Alas, Speaker Mickelson was too busy promoting his vo-tech governance amendment to second my argument and throw his influential voice into the debate against Marsy’s Law during the 2016 election cycle. Thus, he now faces the awkward prospect of trying to repeal yet another voter-approved initiative. At least this time, Mickelson can’t repeal the initiative burr under his saddle with a mere vote of 54 of his Republican friends in the Legislature; unlike Initiated Measure 22, the crime victims amendment stays in effect unless the Legislature puts it on the ballot and gets voters to change their minds and repeal it in the 2018 election.

Speaker Mickelson has rightly complained about Marsy’s Law as the prime example (and maybe the only really solid example) of how a ballot measure backed solely by out-of-state money leads to laws that aren’t relevant or helpful to South Dakota. Speaker Mickelson’s pre-general campaign finance report for 2016 shows but apparently Mickelson didn’t want to make that argument in 2016, when he accepted $7,100 in contributions from out-of-state PACs to secure his reëlection in District 13:

Out-of-state PAC contributions to Mickelson for District 13 House, pre-general report, 2016.10.27.
Out-of-state PAC contributions to Mickelson for District 13 House, pre-general report, 2016.10.27.

These contributions constitute less than one tenth of the total cash income Mickelson reported as of October 27, 2016. But they still represent one spike in the two-pronged attack Mickelson makes on his own political standing when he attacks the crime victims bill of rights and pushes his unconstitutional initiative to ban out-of-state money from ballot question campaigns. He is right to say Marsy’s Law and Henry T. Nicholas’s campaign mad money are bad for South Dakota. If he gets the Legislature to put a Marsy’s Law repeal on the 2018 ballot, I’ll support that repeal. But he must bear his own indictment for accepting influential out-of-state cash, and he must bear the burden of telling voters—the same voters who reëlected him—that they made a mistake in 2016.

2 Comments

  1. Donald Pay

    It might be a better strategy to repeal and replace by amending the Amendment.
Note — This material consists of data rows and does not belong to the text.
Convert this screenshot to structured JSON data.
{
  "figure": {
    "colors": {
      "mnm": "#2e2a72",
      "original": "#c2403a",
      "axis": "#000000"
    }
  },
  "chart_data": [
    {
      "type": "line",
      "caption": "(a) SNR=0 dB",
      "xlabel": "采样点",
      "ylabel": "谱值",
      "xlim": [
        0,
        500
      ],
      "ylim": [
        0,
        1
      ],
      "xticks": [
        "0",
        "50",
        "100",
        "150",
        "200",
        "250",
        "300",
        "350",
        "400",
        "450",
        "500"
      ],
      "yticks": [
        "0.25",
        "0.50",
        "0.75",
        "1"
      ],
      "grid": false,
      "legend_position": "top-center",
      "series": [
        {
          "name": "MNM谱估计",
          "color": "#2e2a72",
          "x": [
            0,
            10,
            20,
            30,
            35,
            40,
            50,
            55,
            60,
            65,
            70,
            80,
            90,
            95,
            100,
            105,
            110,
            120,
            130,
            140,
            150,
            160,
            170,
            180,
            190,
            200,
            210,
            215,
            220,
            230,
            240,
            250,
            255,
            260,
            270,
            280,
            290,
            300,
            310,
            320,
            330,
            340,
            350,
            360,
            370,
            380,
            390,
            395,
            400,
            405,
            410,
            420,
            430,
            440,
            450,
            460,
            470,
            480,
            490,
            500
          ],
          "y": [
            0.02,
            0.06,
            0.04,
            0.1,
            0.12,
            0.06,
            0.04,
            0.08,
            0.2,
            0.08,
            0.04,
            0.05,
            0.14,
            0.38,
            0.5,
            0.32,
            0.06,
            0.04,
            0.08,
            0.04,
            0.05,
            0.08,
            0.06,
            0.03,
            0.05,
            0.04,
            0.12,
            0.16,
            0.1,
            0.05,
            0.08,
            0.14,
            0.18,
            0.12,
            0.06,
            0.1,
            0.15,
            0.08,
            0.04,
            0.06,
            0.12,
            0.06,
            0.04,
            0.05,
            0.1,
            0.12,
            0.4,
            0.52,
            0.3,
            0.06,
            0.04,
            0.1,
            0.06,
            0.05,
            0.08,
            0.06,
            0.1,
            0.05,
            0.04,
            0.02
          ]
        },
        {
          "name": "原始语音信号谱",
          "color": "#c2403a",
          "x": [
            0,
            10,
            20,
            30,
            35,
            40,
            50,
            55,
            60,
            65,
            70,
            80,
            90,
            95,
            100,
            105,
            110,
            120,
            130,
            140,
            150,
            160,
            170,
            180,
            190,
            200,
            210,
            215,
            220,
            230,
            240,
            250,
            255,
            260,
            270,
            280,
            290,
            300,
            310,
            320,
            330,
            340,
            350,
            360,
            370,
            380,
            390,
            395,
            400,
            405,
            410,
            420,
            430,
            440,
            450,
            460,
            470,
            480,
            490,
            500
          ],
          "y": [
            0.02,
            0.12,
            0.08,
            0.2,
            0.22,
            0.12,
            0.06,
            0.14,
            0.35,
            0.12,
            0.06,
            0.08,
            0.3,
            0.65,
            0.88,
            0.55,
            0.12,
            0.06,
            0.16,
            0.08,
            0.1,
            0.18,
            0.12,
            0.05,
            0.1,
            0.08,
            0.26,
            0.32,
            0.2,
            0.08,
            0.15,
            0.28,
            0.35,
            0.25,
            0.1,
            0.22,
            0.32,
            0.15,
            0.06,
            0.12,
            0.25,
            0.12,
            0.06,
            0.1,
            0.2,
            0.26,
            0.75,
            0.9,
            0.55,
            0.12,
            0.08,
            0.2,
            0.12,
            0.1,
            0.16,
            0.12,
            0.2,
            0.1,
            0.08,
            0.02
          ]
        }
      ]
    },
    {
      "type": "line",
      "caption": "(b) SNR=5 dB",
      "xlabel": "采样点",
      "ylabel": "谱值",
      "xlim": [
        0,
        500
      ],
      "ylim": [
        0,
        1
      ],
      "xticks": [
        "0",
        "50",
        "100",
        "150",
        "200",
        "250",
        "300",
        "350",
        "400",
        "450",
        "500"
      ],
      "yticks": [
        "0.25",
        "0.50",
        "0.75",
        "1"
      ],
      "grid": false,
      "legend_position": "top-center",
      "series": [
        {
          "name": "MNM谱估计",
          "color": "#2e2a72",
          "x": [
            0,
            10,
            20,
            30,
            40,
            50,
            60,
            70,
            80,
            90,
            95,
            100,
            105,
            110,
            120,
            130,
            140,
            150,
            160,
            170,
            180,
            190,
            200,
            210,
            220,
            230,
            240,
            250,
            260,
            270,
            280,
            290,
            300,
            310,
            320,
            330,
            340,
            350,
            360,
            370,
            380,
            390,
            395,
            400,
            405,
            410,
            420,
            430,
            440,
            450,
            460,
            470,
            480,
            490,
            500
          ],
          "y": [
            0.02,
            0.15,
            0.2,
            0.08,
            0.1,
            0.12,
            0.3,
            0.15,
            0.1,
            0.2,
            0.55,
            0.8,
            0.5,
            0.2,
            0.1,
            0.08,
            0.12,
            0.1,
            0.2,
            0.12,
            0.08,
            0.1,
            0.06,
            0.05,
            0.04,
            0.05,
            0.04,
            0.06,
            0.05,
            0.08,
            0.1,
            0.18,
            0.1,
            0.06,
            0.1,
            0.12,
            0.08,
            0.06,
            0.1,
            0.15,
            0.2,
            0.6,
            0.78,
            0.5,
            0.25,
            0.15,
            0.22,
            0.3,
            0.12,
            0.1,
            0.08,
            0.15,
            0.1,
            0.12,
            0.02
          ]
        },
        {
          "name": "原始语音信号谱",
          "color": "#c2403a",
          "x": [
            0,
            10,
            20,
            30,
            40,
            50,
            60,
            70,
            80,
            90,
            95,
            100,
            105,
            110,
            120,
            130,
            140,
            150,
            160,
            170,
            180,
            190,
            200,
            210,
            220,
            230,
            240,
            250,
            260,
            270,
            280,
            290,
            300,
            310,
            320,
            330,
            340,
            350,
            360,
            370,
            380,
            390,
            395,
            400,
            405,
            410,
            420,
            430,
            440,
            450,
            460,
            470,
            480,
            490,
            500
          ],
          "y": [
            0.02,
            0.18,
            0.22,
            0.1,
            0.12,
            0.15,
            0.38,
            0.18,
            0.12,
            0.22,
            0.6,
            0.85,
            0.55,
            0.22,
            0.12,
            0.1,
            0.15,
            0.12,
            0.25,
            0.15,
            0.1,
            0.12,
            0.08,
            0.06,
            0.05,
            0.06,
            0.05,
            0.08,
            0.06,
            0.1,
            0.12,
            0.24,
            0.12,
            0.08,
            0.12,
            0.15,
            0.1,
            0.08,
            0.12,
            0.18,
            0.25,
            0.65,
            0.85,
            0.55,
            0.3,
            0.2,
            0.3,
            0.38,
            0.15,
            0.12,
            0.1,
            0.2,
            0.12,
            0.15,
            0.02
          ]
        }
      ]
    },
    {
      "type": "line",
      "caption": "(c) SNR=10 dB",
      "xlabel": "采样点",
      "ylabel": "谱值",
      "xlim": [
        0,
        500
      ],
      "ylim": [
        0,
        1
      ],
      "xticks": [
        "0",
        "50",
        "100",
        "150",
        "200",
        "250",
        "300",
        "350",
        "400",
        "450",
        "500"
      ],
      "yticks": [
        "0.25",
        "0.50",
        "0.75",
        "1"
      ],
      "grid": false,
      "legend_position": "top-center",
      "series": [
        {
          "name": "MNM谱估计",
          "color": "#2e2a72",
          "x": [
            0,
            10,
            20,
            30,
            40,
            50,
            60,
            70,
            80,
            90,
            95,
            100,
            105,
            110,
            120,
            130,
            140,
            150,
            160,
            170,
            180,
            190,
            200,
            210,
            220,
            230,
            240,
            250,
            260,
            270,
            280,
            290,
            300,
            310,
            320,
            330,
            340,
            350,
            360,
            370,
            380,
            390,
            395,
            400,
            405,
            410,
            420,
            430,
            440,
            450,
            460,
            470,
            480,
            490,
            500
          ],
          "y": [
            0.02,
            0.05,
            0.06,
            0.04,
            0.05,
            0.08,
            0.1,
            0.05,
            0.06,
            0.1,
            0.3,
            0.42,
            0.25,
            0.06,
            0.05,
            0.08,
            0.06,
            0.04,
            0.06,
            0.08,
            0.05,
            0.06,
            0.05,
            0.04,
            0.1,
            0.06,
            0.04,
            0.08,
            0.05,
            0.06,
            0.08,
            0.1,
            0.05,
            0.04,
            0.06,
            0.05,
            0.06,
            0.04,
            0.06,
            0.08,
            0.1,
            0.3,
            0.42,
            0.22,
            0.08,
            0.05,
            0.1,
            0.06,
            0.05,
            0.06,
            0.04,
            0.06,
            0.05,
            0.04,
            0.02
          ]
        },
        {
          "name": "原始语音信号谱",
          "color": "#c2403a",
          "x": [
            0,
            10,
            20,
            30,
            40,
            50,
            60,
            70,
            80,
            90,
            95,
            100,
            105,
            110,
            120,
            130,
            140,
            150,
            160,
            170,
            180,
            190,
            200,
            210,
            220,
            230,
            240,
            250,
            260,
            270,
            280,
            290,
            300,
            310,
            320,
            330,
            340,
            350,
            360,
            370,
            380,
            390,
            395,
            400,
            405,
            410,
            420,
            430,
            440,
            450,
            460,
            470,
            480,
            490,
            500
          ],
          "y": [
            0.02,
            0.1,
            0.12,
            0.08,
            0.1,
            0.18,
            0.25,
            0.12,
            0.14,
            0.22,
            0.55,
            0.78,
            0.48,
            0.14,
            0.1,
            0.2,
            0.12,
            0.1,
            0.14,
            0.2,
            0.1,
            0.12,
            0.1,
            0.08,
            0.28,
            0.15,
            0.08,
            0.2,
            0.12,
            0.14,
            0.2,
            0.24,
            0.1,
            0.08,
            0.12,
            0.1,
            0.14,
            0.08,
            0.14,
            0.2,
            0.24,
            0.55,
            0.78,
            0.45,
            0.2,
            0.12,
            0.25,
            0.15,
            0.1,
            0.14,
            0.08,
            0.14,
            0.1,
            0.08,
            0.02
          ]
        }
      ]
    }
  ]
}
Voters will see it as just another arrogant attempt to undo what they did.

    Mickelson admits there are some good things in the amendment. Keep them. Have a rational discussion about that bad or too costly parts. Then it is up to the voters.

  2. Amendment would be better than appeal, Donald, but I’m not sure Mickelson could put anything like what he’s proposing on the ballot without its being branded as a repeal of the voters’ will. It seems that Mickelson feels that even the good things the amendment does are better done in state law. The only thing that saves him here from the sharpest criticism is that he has to put it to the voters instead of being able to repeal their will himself in Pierre.

    I wonder: will voting on the crime victims’ bill of rights again after it passed in 2016 be any more odious than voting on redistricting again after it failed in 2016?